Question: 

The product of the gene which leads to Best's vitelliforme macular degeneration, bestrophin-1, can function as regulator of voltage-dependent L-type Ca²⁺ channels. Mice deficient for either b4-subunits or Ca_V1.3 subunits show reduced light-peaks, the main symptom of Best's disease.

Methods/Results: 

We studied binding and localization of bestrophin-1 and Ca²⁺ channel subunits together with modulation of Ca_V1.3 Ca²⁺ channels currents by heterologous expression of full length bestrophin-1, b4-subunit and the pore forming Ca_V1.3 subunit.

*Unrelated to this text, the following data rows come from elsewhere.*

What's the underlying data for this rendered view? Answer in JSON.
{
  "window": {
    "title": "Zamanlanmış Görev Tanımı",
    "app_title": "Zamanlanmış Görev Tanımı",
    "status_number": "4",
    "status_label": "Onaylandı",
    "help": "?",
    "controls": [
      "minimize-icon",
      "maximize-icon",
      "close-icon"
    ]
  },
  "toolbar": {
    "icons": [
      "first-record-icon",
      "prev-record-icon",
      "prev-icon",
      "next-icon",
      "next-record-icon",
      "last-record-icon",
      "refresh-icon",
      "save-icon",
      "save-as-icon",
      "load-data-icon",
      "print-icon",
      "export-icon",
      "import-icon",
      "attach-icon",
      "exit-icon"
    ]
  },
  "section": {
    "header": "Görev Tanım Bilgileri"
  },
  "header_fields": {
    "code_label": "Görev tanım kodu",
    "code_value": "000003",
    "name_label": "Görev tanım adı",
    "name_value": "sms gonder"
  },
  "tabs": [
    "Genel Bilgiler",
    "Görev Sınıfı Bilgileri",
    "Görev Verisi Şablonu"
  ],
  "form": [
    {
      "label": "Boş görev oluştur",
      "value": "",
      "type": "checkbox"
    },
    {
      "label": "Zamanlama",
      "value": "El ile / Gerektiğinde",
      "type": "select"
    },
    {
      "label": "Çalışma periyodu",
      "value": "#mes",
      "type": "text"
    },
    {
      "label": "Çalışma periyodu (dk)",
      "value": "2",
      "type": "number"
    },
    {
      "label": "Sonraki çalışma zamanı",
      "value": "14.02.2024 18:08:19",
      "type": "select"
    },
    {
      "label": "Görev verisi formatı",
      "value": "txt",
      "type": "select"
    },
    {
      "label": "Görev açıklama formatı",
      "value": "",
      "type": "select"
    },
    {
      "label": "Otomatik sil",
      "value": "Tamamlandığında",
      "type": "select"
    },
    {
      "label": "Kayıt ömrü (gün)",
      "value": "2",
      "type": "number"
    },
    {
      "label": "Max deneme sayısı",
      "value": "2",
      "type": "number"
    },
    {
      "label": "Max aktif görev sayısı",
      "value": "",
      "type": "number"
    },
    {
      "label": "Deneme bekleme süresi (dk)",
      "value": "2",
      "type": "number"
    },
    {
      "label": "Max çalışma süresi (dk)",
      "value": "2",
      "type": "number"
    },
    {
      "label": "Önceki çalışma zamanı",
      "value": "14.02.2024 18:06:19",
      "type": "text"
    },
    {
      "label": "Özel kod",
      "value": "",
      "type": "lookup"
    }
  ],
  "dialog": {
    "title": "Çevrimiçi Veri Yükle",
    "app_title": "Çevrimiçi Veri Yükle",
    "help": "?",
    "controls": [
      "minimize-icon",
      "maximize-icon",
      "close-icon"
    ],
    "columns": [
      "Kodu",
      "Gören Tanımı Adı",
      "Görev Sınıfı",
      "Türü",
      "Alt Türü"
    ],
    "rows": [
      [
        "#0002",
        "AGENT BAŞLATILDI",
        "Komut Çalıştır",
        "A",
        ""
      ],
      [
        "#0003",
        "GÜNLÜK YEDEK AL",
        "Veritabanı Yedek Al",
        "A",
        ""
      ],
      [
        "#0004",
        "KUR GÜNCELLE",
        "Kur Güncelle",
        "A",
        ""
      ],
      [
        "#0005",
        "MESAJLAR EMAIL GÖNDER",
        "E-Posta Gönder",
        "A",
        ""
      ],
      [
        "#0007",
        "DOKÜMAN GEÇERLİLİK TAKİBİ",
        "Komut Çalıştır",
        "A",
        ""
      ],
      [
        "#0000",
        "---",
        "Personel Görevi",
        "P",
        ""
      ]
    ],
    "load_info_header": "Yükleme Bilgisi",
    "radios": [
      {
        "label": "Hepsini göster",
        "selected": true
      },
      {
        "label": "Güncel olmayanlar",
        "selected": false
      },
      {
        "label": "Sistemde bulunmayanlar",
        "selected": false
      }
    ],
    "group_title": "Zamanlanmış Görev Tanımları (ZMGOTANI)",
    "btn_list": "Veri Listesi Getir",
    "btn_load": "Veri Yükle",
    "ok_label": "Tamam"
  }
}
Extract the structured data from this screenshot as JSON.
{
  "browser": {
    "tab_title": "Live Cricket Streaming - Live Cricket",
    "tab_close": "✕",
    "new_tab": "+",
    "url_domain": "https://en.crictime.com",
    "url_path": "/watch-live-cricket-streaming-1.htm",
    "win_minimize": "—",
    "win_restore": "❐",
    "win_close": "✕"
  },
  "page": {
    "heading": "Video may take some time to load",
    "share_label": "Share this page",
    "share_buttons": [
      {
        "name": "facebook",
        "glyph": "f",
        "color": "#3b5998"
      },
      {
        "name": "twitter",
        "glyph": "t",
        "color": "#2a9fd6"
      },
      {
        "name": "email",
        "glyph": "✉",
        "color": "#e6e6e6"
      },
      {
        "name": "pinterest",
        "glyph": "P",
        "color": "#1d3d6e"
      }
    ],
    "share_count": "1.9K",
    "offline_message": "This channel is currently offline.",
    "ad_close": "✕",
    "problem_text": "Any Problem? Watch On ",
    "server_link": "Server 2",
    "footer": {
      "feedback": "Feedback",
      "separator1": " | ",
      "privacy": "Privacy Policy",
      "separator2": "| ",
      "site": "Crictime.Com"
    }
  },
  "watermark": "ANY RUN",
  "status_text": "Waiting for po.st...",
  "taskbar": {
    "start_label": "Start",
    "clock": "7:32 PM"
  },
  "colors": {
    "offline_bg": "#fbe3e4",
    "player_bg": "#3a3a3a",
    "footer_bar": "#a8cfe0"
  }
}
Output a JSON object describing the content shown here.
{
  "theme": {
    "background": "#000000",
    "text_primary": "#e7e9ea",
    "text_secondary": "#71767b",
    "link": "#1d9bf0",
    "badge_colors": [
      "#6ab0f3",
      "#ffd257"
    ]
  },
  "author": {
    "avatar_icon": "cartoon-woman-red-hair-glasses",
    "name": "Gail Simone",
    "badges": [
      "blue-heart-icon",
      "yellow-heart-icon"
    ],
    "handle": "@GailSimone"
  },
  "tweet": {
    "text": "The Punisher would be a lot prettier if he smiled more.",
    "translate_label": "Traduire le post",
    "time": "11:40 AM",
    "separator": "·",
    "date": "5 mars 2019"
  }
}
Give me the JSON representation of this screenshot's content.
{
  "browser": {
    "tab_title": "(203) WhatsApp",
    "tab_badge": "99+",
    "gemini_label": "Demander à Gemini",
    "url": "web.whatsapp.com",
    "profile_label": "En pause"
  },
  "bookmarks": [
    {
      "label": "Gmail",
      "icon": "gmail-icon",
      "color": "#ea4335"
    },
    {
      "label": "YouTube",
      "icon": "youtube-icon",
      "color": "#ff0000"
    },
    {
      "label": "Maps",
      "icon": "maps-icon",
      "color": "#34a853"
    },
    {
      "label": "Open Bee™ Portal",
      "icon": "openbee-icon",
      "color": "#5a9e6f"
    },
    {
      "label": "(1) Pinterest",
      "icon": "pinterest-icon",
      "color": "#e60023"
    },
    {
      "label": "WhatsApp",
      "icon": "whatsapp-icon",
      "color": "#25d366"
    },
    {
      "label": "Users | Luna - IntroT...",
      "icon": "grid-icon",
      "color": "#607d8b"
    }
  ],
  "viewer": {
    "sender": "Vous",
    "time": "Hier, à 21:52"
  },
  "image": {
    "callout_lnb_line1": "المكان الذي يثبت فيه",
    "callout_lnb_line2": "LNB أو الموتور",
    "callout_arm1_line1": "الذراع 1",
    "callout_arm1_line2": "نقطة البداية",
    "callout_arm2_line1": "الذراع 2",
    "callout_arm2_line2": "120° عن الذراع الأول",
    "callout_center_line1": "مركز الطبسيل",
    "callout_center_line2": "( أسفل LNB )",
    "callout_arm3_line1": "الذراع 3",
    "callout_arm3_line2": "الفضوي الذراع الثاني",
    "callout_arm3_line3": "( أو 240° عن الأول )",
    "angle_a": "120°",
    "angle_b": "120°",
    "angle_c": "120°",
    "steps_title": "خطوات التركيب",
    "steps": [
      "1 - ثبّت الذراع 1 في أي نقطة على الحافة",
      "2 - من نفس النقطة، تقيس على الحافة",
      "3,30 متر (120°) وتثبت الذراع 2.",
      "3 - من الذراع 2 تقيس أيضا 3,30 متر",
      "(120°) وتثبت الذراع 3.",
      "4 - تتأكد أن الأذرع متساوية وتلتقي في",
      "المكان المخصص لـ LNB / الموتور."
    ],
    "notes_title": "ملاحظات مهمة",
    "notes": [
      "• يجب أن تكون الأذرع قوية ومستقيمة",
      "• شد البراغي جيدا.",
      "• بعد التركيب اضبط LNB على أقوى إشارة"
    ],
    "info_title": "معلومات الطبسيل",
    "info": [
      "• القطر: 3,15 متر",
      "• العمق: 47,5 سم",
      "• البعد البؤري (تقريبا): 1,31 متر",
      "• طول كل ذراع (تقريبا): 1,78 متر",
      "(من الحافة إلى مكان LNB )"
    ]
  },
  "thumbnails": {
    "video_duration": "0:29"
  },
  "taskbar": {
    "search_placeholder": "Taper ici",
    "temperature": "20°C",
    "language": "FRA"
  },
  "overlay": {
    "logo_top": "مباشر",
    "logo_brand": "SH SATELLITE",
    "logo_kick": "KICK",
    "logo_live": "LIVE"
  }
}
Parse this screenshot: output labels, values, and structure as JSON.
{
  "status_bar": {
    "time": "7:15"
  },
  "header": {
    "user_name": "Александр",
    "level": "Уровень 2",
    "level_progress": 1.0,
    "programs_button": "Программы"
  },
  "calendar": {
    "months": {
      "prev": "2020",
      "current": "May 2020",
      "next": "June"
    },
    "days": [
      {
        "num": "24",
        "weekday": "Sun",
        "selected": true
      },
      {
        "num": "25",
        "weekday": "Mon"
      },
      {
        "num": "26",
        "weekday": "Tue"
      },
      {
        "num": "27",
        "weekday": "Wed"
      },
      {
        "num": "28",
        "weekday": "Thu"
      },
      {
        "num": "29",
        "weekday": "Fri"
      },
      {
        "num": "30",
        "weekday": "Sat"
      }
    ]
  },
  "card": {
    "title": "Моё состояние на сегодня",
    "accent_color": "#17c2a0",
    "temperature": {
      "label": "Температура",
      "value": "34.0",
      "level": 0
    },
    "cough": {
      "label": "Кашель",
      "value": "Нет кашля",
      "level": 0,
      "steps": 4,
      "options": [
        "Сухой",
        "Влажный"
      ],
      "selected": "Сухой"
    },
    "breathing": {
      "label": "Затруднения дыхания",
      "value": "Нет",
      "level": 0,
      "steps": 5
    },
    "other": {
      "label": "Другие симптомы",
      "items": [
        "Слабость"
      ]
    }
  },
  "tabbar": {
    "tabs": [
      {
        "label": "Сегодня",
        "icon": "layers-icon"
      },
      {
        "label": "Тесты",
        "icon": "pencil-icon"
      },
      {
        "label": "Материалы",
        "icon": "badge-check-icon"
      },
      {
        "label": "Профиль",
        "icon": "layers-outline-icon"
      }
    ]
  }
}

Precipitation of b4-subunits leads to co-precipitation with bestrophin-1. Analysis of subcellular localization showed co-localization of bestrophin-1, Ca_V1.3 and b4-subunit in the cell membrane. Ca_V1.3 currents in the presence of b4-subunits and bestrophin-1 showed accelerated time-dependent activation and decreased current density compared to currents measured in the absence of bestrophin-1. Deletion of a cluster of proline-rich motifs (either 330 and 346 or 468 and 486) on the C-terminus of bestrophin-1 reduced co-immuno precipitation of b4-subunit with bestrophin-1 and strongly reduced the Ca_V1.3 activity, but still showed faster activation. Cells which co-express bestrophin-1 lacking one of these clusters of proline-rich motifs and Ca_V1.3 subunits showed that both proteins traveled less efficiently into the cell membrane.

Conclusion: 

In summary we conclude that bestrophin-1 modulates L-type channels via proline-rich motif-dependent interaction with b4-subunits. A disturbed interaction reduces the presence of Ca_V1.3 subunits in the cell membrane. Thus this study could help to understand changes in the patient's electro-oculogram and functional alterations of the RPE leading to retinal degeneration. Furthermore we identified new proline-rich motifs for interaction with Ca²⁺ channel b-subunits.